Shane Warne was a surprise visitor at the South Africa nets session on Wednesday morning. Dressed in black and white and wearing red sports shoes, the former Aussie leggie quietly came up to the media lines carrying his phone and a pack of cigarettes, asking whether the South Africans had finished their nets session. The Proteas were busy playing football inside the main ground at the Sher-e Bangla National stadium. He waited for a while and went away.

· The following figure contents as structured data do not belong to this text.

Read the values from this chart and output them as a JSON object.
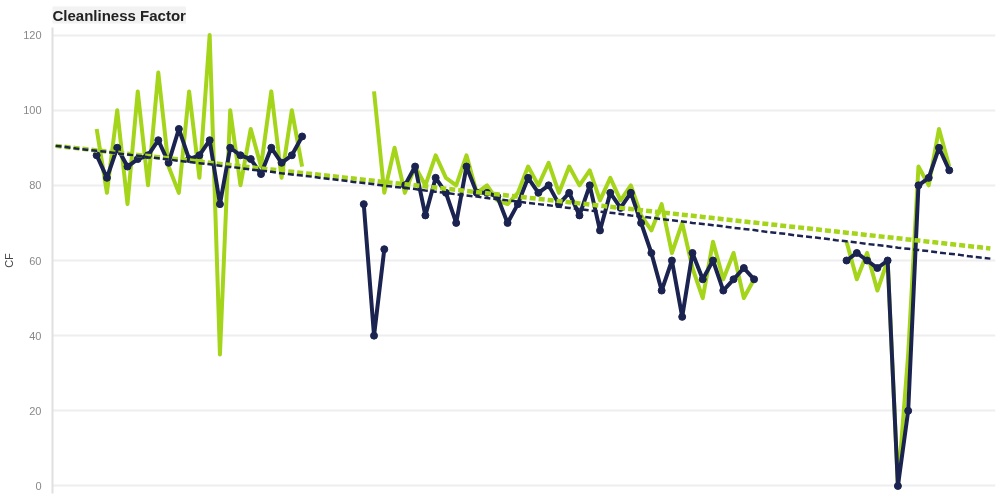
{
  "chart_data": {
    "type": "line",
    "title": "Cleanliness Factor",
    "ylabel": "CF",
    "categories": [
      null,
      null,
      null,
      null,
      null,
      null,
      null,
      null,
      null,
      null,
      null,
      null,
      null,
      null,
      null,
      null,
      null,
      null,
      null,
      null,
      null,
      null,
      null,
      null,
      null,
      null,
      null,
      null,
      null,
      null,
      null,
      null,
      null,
      null,
      null,
      null,
      null,
      null,
      null,
      null,
      null,
      null,
      null,
      null,
      null,
      null,
      null,
      null,
      null,
      null,
      null,
      null,
      null,
      null,
      null,
      null,
      null,
      null,
      null,
      null,
      null,
      null,
      null,
      null,
      null,
      null,
      null,
      null,
      null,
      null,
      null,
      null,
      null,
      null,
      null,
      null,
      null,
      null,
      null,
      null,
      null,
      null,
      null,
      null,
      null,
      null,
      null,
      null,
      null,
      null,
      null,
      null
    ],
    "series": [
      {
        "color": "#a4d51b",
        "marker": "none",
        "line_style": "solid",
        "values": [
          null,
          null,
          null,
          null,
          95,
          78,
          100,
          75,
          105,
          80,
          110,
          85,
          78,
          105,
          82,
          120,
          35,
          100,
          80,
          95,
          85,
          105,
          82,
          100,
          85,
          null,
          null,
          null,
          null,
          null,
          null,
          105,
          78,
          90,
          78,
          85,
          80,
          88,
          82,
          80,
          88,
          78,
          80,
          76,
          75,
          78,
          85,
          80,
          86,
          78,
          85,
          80,
          84,
          76,
          82,
          76,
          80,
          72,
          68,
          75,
          62,
          70,
          58,
          50,
          65,
          55,
          62,
          50,
          55,
          null,
          null,
          null,
          null,
          null,
          null,
          null,
          null,
          65,
          55,
          62,
          52,
          60,
          0,
          35,
          85,
          80,
          95,
          85,
          null,
          null,
          null,
          null
        ]
      },
      {
        "color": "#1b2450",
        "marker": "circle",
        "line_style": "solid",
        "values": [
          null,
          null,
          null,
          null,
          88,
          82,
          90,
          85,
          87,
          88,
          92,
          86,
          95,
          87,
          88,
          92,
          75,
          90,
          88,
          87,
          83,
          90,
          86,
          88,
          93,
          null,
          null,
          null,
          null,
          null,
          75,
          40,
          63,
          null,
          80,
          85,
          72,
          82,
          78,
          70,
          85,
          78,
          78,
          77,
          70,
          75,
          82,
          78,
          80,
          75,
          78,
          72,
          80,
          68,
          78,
          74,
          78,
          70,
          62,
          52,
          60,
          45,
          62,
          55,
          60,
          52,
          55,
          58,
          55,
          null,
          null,
          null,
          null,
          null,
          null,
          null,
          null,
          60,
          62,
          60,
          58,
          60,
          0,
          20,
          80,
          82,
          90,
          84,
          null,
          null,
          null,
          null
        ]
      },
      {
        "type": "line",
        "color": "#a4d51b",
        "marker": "none",
        "line_style": "dashed",
        "values": [
          90.5,
          90.2,
          89.9,
          89.6,
          89.3,
          89.0,
          88.7,
          88.4,
          88.1,
          87.8,
          87.5,
          87.2,
          86.9,
          86.6,
          86.3,
          86.0,
          85.7,
          85.4,
          85.1,
          84.8,
          84.5,
          84.2,
          83.9,
          83.6,
          83.3,
          83.0,
          82.7,
          82.4,
          82.1,
          81.8,
          81.5,
          81.2,
          80.9,
          80.6,
          80.3,
          80.0,
          79.7,
          79.4,
          79.1,
          78.8,
          78.5,
          78.2,
          77.9,
          77.6,
          77.3,
          77.0,
          76.7,
          76.4,
          76.1,
          75.8,
          75.5,
          75.2,
          74.9,
          74.6,
          74.3,
          74.0,
          73.7,
          73.4,
          73.1,
          72.8,
          72.5,
          72.2,
          71.9,
          71.6,
          71.3,
          71.0,
          70.7,
          70.4,
          70.1,
          69.8,
          69.5,
          69.2,
          68.9,
          68.6,
          68.3,
          68.0,
          67.7,
          67.4,
          67.1,
          66.8,
          66.5,
          66.2,
          65.9,
          65.6,
          65.3,
          65.0,
          64.7,
          64.4,
          64.1,
          63.8,
          63.5,
          63.2
        ]
      },
      {
        "type": "line",
        "color": "#1b2450",
        "marker": "none",
        "line_style": "dashed",
        "values": [
          90.5,
          90.2,
          89.8,
          89.5,
          89.2,
          88.9,
          88.5,
          88.2,
          87.9,
          87.5,
          87.2,
          86.9,
          86.5,
          86.2,
          85.9,
          85.6,
          85.2,
          84.9,
          84.6,
          84.2,
          83.9,
          83.6,
          83.2,
          82.9,
          82.6,
          82.3,
          81.9,
          81.6,
          81.3,
          80.9,
          80.6,
          80.3,
          79.9,
          79.6,
          79.3,
          79.0,
          78.6,
          78.3,
          78.0,
          77.6,
          77.3,
          77.0,
          76.6,
          76.3,
          76.0,
          75.7,
          75.3,
          75.0,
          74.7,
          74.3,
          74.0,
          73.7,
          73.3,
          73.0,
          72.7,
          72.4,
          72.0,
          71.7,
          71.4,
          71.0,
          70.7,
          70.4,
          70.0,
          69.7,
          69.4,
          69.1,
          68.7,
          68.4,
          68.1,
          67.7,
          67.4,
          67.1,
          66.7,
          66.4,
          66.1,
          65.8,
          65.4,
          65.1,
          64.8,
          64.4,
          64.1,
          63.8,
          63.4,
          63.1,
          62.8,
          62.5,
          62.1,
          61.8,
          61.5,
          61.1,
          60.8,
          60.5
        ]
      }
    ],
    "ylim": [
      -2,
      122
    ],
    "yticks": [
      0,
      20,
      40,
      60,
      80,
      100,
      120
    ],
    "grid": "y"
  }
}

The 44-year-old re-emerged as South Africa began their nets. He went straight to his friend Allan Donald, the bowling coach, and had a long chat with him, with chairman of selectors Andrew Hudson listening intently. South Africa leg-spinner Imran Tahir, the highest wicket taker in the Super 10s with 11 from four matches, was next seen talking to the Aussie legend before he began bowling at the nets. Half-an-hour later, it was the man himself who picked up a ball. Slightly trimmer now than in his playing days, the tweaker weaved his magic at young left-hander Quinton de Kock at the far net.
On his own
Warne, now a commentator with the official broadcasters, spent almost an hour at the training session. He walked out with the media in tow but came back again as he could not find his car. “The car has left,” he said, the impatience becoming evident as the media presence increased. Finally, putting it across that he will not say a word about whether his presence at the South Africa nets had anything to do with their semi-final match against India on Friday, he lit up as he saw his car entering the stadium gates.

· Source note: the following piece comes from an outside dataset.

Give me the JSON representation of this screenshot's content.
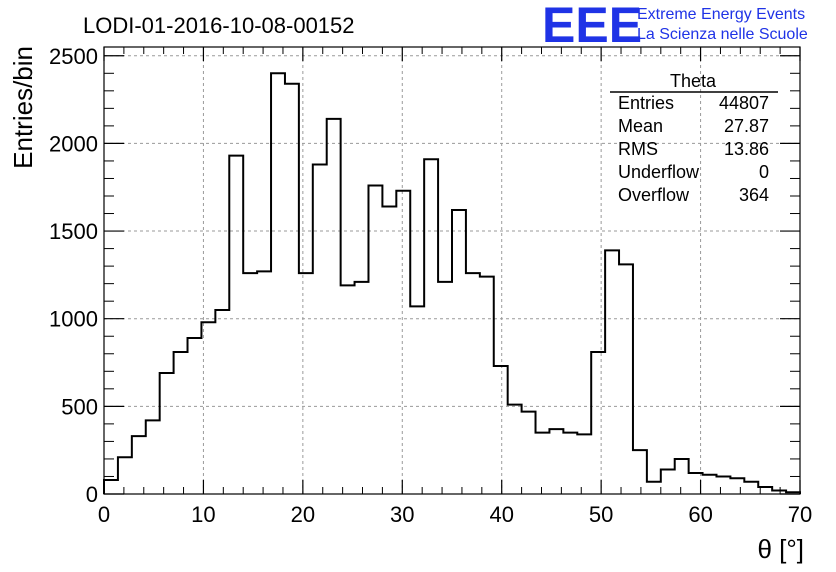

The official statement from the South Africa media manager, Lerato Malekutu, was that Warne was not invited by Cricket South Africa to be part of their nets session. When asked, Hashim Amla too said pretty much the same thing. “Well, a lot of us guys were surprised to see him at the nets today. Maybe he was getting bored sitting at the hotel and came over to have a bowl,” the South Africa batsman said. But knowing Warne, who had severely criticised John Buchanan’s heavy training methods in the past, it was hard to imagine that the leg-spinner would get up early in the morning, beat the sweltering conditions and end up bowling at the South Africa nets just for fun.